Sia in psicologia che in biologia, si dà molta importanza allo studio della reazione, che viene così definita: la risposta di un essere vivente a un’ eccitazione.

Mi chiedo perché, nella Spiritualità, si dà così poca importanza a questa nozione. Tuttavia, in un certo senso, si deve dire che la vita spirituale – specialmente la preghiera – è la reazione dell’uomo davanti a Dio.

Adorazione, offerta, lode, timore, azione di  grazie, consacrazione, tutti gli atteggiamenti religiosi fondamentali dell’uomo in preghiera si possono comprendere solo da questo punto di vista.

Quando affrontate bruscamente la Transcendenza di Dio, come Mosè nel deserto, o ne prendete semplicemente coscienza alla fine di una laboriosa meditazione, non vi sentite irresistibilmente spinti a prostrarvi a terra così come il beduino nell’ora della preghiera? A prostrare non solo il corpo, ma anche l’intelligenza, il cuore, la vita intera. Quando scoprite che tutto viene da Dio, non sentite la necessità di restituirvi interamente a Dio, in un impulso di offerta e di sottomissione? Quando voi contemplate lo Splendore divino, o più semplicemente il suo riflesso sulle creature, non vi sale l’ammirazione dal cuore alle labbra per un cantico di lode?

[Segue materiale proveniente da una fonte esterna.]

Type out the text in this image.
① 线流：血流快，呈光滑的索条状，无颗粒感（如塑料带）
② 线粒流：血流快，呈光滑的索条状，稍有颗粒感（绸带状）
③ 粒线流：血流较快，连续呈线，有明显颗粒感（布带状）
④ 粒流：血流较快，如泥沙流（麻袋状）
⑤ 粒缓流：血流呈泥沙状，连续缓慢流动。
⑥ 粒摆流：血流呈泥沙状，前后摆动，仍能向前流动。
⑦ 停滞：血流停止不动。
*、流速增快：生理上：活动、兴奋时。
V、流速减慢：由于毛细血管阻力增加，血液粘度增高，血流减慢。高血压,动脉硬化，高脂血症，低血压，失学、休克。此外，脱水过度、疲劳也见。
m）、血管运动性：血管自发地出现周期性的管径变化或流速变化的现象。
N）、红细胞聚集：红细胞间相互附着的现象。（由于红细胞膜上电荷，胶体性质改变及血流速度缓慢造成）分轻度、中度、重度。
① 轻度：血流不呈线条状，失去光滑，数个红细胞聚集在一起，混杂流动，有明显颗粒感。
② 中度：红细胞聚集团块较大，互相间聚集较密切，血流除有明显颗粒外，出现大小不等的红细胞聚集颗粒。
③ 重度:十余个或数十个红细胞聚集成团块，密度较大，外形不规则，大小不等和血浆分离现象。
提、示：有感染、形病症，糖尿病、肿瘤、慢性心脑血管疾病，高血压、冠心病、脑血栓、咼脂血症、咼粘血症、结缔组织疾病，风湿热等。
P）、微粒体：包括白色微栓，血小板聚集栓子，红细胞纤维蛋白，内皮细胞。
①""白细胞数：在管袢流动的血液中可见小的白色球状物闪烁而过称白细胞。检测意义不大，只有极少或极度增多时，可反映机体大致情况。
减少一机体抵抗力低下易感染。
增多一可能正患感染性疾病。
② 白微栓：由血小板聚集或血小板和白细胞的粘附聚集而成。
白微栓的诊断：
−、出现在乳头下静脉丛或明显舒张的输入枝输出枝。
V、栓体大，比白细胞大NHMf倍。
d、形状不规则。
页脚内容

Quanti salmi sono nati da questa contemplazione!

Se vi capita di ricordare le tante grazie ricevute nella vostra vita, l’azione di grazie, questo impulso della creatura riconoscente verso il creatore, questo salto allegro del Figlio verso il Padre, non vi trascina completamente?

E se, un giorno, vi renderete un poco conto dell’amore infinito con cui siete amati, non vi si imporrà subito, irreprimibile, l’esigenza di consacrarvi a Dio per un’offerta di tutto il vostro essere?

Comprendete adesso quello che vi ho detto: la preghiera è una reazione della nostra anima in presenza di Dio? È evidente che in ogni preghiera questi atteggiamenti interiori non sono tutti necessariamente espliciti: l’uno o l’altro predomina; ma lo sfondo religioso da dove viene la nostra preghiera è costituito da questi grandi sentimenti, che una preghiera perseverante accumula a poco a poco.

Voler raggiungere queste disposizioni religiose fondamentali senza cominciare a meditare le perfezioni divine, sarebbe così assurdo come pretendere che uno specchio faccia sorgere la luce.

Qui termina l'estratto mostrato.